Perhaps by distinguishing between de facto and dejure, you can get a better handle on the difference between “real law” and “theoretical law.”
A de facto government, for example, can do virtually everything a legitimate and constitutionally established government can do. The biggest difference between the two is that the former exists in actuality or reality, just not yet according to a duly sanctioned constitution which spells out in detail the philosophy of how the government will run and the laws by which it will govern.
When that constitution is officially sanctioned and becomes the “law of the land,” the de facto government becomes a dejure government, meaning simply according to law, by right, and legal.
Under South Africa’s dejure policy of segregation, three categories of citizens (viz., colored, Indian, and Black) did not enjoy all the rights and responsibilities of full citizenship that the fourth category (viz., whites) could enjoy by simply being born white.
In the American South, in the years following the Civil War and up to the mid-1960s, Jim Crow laws at the state and local levels enforced dejure racial segregation according to the philosophy of “separate but equal.” Blacks and whites in those days were surely separate by virtue of segregation in public schools, public places, public transportation, restroom facilities, restaurants, and even at public drinking fountains, but they were far from equal! “Jim Crow” institutionalized a number of economic, educational, and social disadvantages for Blacks.

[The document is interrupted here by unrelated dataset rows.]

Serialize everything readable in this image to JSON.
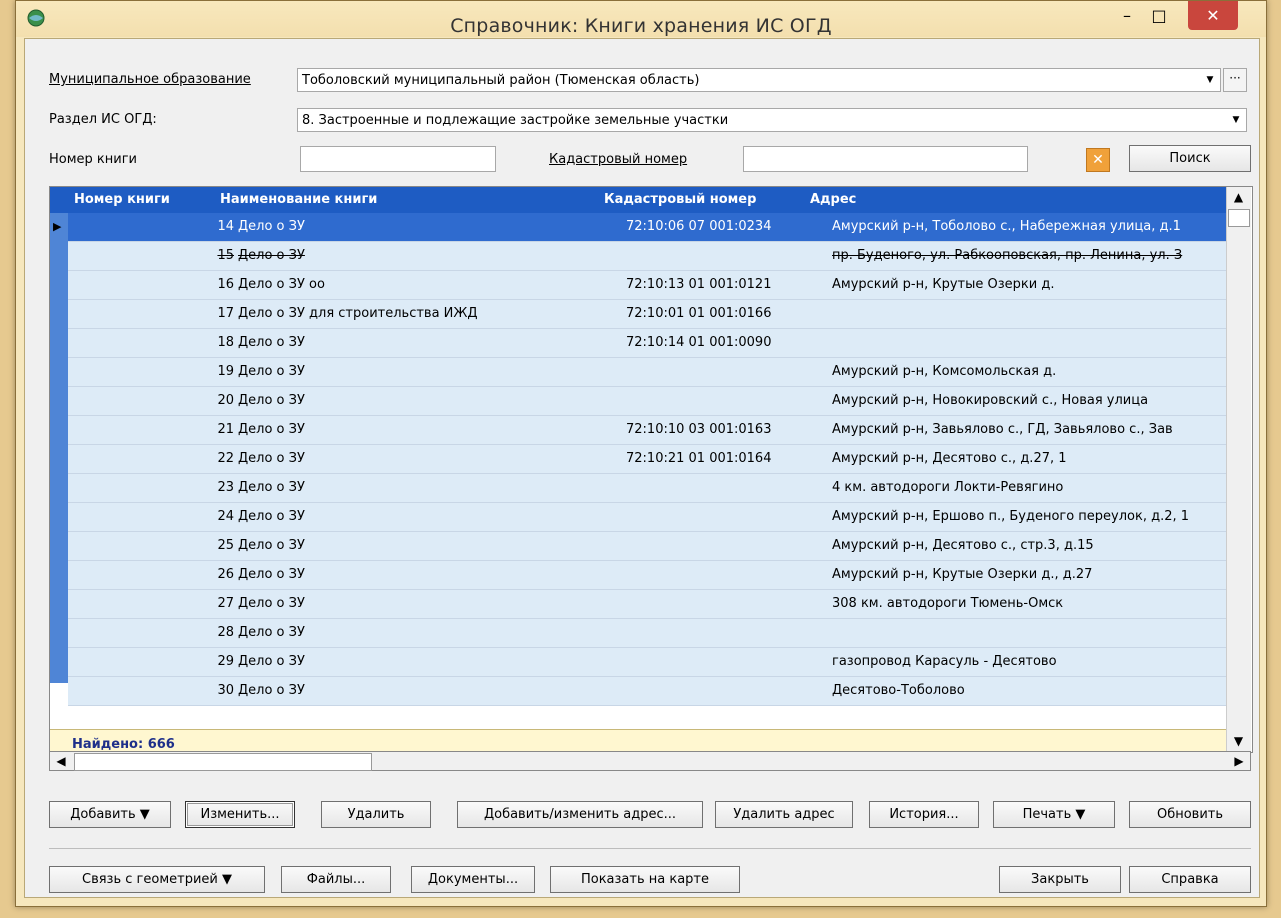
{
  "window": {
    "title": "Справочник: Книги хранения ИС ОГД",
    "minimize_glyph": "–",
    "maximize_glyph": "□",
    "close_glyph": "✕"
  },
  "filters": {
    "municipality_label": "Муниципальное образование",
    "municipality_value": "Тоболовский муниципальный район (Тюменская область)",
    "section_label": "Раздел ИС ОГД:",
    "section_value": "8. Застроенные и подлежащие застройке земельные участки",
    "book_number_label": "Номер книги",
    "book_number_value": "",
    "cadastral_label": "Кадастровый номер",
    "cadastral_value": "",
    "ellipsis_label": "···",
    "search_button": "Поиск"
  },
  "grid": {
    "columns": [
      "Номер книги",
      "Наименование книги",
      "Кадастровый номер",
      "Адрес"
    ],
    "rows": [
      {
        "num": "14",
        "name": "Дело о ЗУ",
        "cad": "72:10:06 07 001:0234",
        "addr": "Амурский р-н, Тоболово с., Набережная улица, д.1"
      },
      {
        "num": "15",
        "name": "Дело о ЗУ",
        "cad": "",
        "addr": "пр. Буденого, ул. Рабкооповская, пр. Ленина, ул. З"
      },
      {
        "num": "16",
        "name": "Дело о ЗУ оо",
        "cad": "72:10:13 01 001:0121",
        "addr": "Амурский р-н, Крутые Озерки д."
      },
      {
        "num": "17",
        "name": "Дело о ЗУ для строительства ИЖД",
        "cad": "72:10:01 01 001:0166",
        "addr": ""
      },
      {
        "num": "18",
        "name": "Дело о ЗУ",
        "cad": "72:10:14 01 001:0090",
        "addr": ""
      },
      {
        "num": "19",
        "name": "Дело о ЗУ",
        "cad": "",
        "addr": "Амурский р-н, Комсомольская д."
      },
      {
        "num": "20",
        "name": "Дело о ЗУ",
        "cad": "",
        "addr": "Амурский р-н, Новокировский с., Новая улица"
      },
      {
        "num": "21",
        "name": "Дело о ЗУ",
        "cad": "72:10:10 03 001:0163",
        "addr": "Амурский р-н, Завьялово с., ГД, Завьялово с., Зав"
      },
      {
        "num": "22",
        "name": "Дело о ЗУ",
        "cad": "72:10:21 01 001:0164",
        "addr": "Амурский р-н, Десятово с., д.27, 1"
      },
      {
        "num": "23",
        "name": "Дело о ЗУ",
        "cad": "",
        "addr": "4 км. автодороги Локти-Ревягино"
      },
      {
        "num": "24",
        "name": "Дело о ЗУ",
        "cad": "",
        "addr": "Амурский р-н, Ершово п., Буденого переулок, д.2, 1"
      },
      {
        "num": "25",
        "name": "Дело о ЗУ",
        "cad": "",
        "addr": "Амурский р-н, Десятово с., стр.3, д.15"
      },
      {
        "num": "26",
        "name": "Дело о ЗУ",
        "cad": "",
        "addr": "Амурский р-н, Крутые Озерки д., д.27"
      },
      {
        "num": "27",
        "name": "Дело о ЗУ",
        "cad": "",
        "addr": "308 км. автодороги Тюмень-Омск"
      },
      {
        "num": "28",
        "name": "Дело о ЗУ",
        "cad": "",
        "addr": ""
      },
      {
        "num": "29",
        "name": "Дело о ЗУ",
        "cad": "",
        "addr": "газопровод Карасуль - Десятово"
      },
      {
        "num": "30",
        "name": "Дело о ЗУ",
        "cad": "",
        "addr": "Десятово-Тоболово"
      }
    ],
    "found_text": "Найдено: 666"
  },
  "actions": {
    "add": "Добавить ▼",
    "edit": "Изменить...",
    "delete": "Удалить",
    "add_edit_address": "Добавить/изменить адрес...",
    "delete_address": "Удалить адрес",
    "history": "История...",
    "print": "Печать ▼",
    "refresh": "Обновить"
  },
  "bottom": {
    "geometry_link": "Связь с геометрией ▼",
    "files": "Файлы...",
    "documents": "Документы...",
    "show_on_map": "Показать на карте",
    "close": "Закрыть",
    "help": "Справка"
  },
  "icons": {
    "app": "globe-icon",
    "clear": "clear-icon",
    "combo_arrow": "▼",
    "row_pointer": "▶",
    "scroll_up": "▲",
    "scroll_down": "▼",
    "scroll_left": "◀",
    "scroll_right": "▶"
  },
  "colors": {
    "header_blue": "#1e5cc3",
    "selected_row": "#2f6bcf",
    "row_bg": "#ddebf7",
    "frame": "#f6e7bd",
    "close_red": "#c9463d"
  }
}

In the North, however, racial segregation and inequality were primarily de facto phenomena, and the patterns of segregation in such areas as housing and employment were enforced not by federal, state, or local governments, but by private covenants, bank-lending practices, and discriminatory labor union practices.
Not until the U.S. Supreme Court case Brown v. Board of Education in 1954, the Civil Rights Act of 1964, and the Voting Rights Act of 1965, did Blacks nationwide begin to enjoy the full rights and responsibilities of citizenship.
In conclusion, a law, to be a law, does not necessarily have to be codified to wield the power of law. By the same token, a codified law does not necessarily have any wielding power if a critical mass of citizens are not willing to enforce it or be governed by it! Both "real laws" and "theoretical laws" provide a people with standards of sanctioned behavior. Whether they choose to live by those standards is an entirely different matter!